Names
- Full name: AJAX Football Club
- Nickname(s): Men's: Jackas Women's: Jackettes

2024 season
- After finals: VAFA: 4th VAFAW: N/A
- Home-and-away season: VAFA: 3rd VAFAW: 10th
- Leading goalkicker: VAFA: Richie Simon (62) VAFAW: Romy Klooger (2)
- Best and fairest: VAFA: Jordan Cohen VAFAW: Romy Klooger

Club details
- Founded: 30 January 1957; 69 years ago
- Colours: Red White Black
- Competition: VAFA: Premier B VAFAW: Division 2
- Ground: Gary Smorgon Oval

Uniforms
| Home |

Other information
- Official website: ajaxfootballclub.com.au

= AJAX Football Club =

The AJAX Football Club (Associated Judaean Athletic Clubs), nicknamed the Jackas, is an Australian rules football club based in the Melbourne suburb of St Kilda.

AJAX was formed by the local Jewish community in 1957, becoming Australia's first and only fully Jewish club competing in the sport of Australian rules football.

As of 2025, the club's men's team competes in the Premier B division of the Victorian Amateur Football Association (VAFA), while its women's team is in Division 2 of the VAFA Women's (VAFAW). An affiliated junior team, the AJAX Junior Football Club, fields teams in the South Metro Junior Football League (SMJFL).

==History==
In 1955, football enthusiast Daryl Cohen proposed the formation of a new club composed of Jewish people. After several months of discussions, the Associated Judaean Athletic Clubs (AJAX) was formally established in January 1957 and admitted into the VAFA the same year.

AJAX adopted the red, white and black colours of the St Kilda Football Club, which also donated a set of jumpers for AJAX players.

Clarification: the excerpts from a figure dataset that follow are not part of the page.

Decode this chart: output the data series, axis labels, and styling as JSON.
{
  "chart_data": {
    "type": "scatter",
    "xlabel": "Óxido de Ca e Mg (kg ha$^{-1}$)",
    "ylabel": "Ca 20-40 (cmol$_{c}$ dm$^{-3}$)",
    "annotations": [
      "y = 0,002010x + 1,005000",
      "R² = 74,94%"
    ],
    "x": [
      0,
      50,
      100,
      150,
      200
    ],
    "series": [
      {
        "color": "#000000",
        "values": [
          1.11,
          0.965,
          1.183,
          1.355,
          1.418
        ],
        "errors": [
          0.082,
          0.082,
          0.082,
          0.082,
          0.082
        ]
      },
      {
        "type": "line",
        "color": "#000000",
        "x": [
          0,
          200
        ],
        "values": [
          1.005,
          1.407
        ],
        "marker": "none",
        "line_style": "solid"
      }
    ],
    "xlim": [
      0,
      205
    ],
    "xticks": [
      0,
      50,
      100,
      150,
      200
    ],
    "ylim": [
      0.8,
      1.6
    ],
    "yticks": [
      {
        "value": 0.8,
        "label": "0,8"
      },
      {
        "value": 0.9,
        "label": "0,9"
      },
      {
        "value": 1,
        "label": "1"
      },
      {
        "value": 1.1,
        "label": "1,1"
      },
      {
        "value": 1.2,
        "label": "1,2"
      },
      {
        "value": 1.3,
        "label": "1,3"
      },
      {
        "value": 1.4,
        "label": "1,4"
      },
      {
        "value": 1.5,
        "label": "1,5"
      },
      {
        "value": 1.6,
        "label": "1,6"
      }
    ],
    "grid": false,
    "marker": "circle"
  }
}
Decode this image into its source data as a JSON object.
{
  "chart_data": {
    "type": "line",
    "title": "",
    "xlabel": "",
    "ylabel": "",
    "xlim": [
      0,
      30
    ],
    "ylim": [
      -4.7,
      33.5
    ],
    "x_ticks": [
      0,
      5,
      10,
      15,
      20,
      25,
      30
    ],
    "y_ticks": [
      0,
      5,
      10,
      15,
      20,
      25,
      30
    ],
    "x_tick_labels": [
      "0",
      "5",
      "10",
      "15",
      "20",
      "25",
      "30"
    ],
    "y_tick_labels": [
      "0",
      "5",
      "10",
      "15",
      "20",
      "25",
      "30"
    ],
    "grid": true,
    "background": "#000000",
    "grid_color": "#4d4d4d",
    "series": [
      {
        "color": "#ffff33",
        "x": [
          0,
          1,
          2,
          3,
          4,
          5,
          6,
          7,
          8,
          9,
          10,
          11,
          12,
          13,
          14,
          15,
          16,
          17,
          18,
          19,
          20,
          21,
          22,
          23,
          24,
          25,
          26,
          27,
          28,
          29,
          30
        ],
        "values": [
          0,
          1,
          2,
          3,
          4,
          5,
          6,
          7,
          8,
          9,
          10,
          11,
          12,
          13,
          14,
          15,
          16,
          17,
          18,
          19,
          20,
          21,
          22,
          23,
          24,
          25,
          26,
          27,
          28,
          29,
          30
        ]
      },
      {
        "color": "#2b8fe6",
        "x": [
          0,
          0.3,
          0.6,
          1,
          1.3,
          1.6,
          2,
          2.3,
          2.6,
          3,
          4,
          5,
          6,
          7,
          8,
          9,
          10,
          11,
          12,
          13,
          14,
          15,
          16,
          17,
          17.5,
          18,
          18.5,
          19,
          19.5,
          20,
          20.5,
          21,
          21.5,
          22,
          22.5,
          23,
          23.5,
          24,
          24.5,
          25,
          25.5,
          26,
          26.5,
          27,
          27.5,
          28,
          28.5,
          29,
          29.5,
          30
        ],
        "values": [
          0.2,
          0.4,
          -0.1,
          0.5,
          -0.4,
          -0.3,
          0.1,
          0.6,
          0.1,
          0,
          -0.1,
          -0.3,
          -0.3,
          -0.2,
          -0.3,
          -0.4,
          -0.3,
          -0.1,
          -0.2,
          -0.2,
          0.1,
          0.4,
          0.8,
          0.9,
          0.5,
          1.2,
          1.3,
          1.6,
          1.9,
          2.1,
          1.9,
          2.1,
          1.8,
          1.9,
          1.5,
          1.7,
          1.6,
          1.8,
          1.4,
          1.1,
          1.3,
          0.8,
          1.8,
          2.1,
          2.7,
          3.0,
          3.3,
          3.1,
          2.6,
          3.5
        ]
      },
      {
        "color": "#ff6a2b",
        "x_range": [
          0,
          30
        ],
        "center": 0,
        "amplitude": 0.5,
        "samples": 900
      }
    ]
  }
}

The Christian cross in the St Kilda logo was replaced by a Star of David. The club won its first premiership in E Section in 1966.

In 1975, AJAX made the E Section grand final against Elsternwick. However, the date of the grand final clashed with Rosh Hashanah (Jewish new year) and, after the VAFA refused to change the date of the game, AJAX forfeited the grand final. The VAFA ultimately reversed their decision and moved the grand final to 13 September 1975, with AJAX going on to win the E Section premiership. Following this, the VAFA agreed to move any games that fell on a Jewish High Holiday to a more suitable date at the club's request.

AJAX introduced a women's team in 2015, entering Division 5 East in the Victorian Women's Football League (VWFL). When the VWFL was disbanded, the club moved to the VAFA Women's (VAFAW) and fielded a team in the competition's inaugural season in 2017.

Former Australian Football League (AFL) player and coach Mark Williams joined AJAX in 2016 to serve as its senior men's coach, starting in 2017. He served as coach for a total of two seasons, departing at the end of 2018 after the club finished second-last in Premier B and was consequently relegated to Premier C.

Antisemitic graffiti was spray-painted on AJAX's clubrooms in July 2021. The incident was condemned by the VAFA as an "abhorrent and unlawful racial attack", and the Beaumaris Football Club would later be awarded with a Medal of Courage from the Anti-Defamation Commission for its stance against antisemitism and racism.

In 2024, AJAX combined its women's side with Old Camberwell in order for both clubs to continue competing. The combined side originally played in Division 1 but it was moved to Division 2 after round 4, following three heavy losses.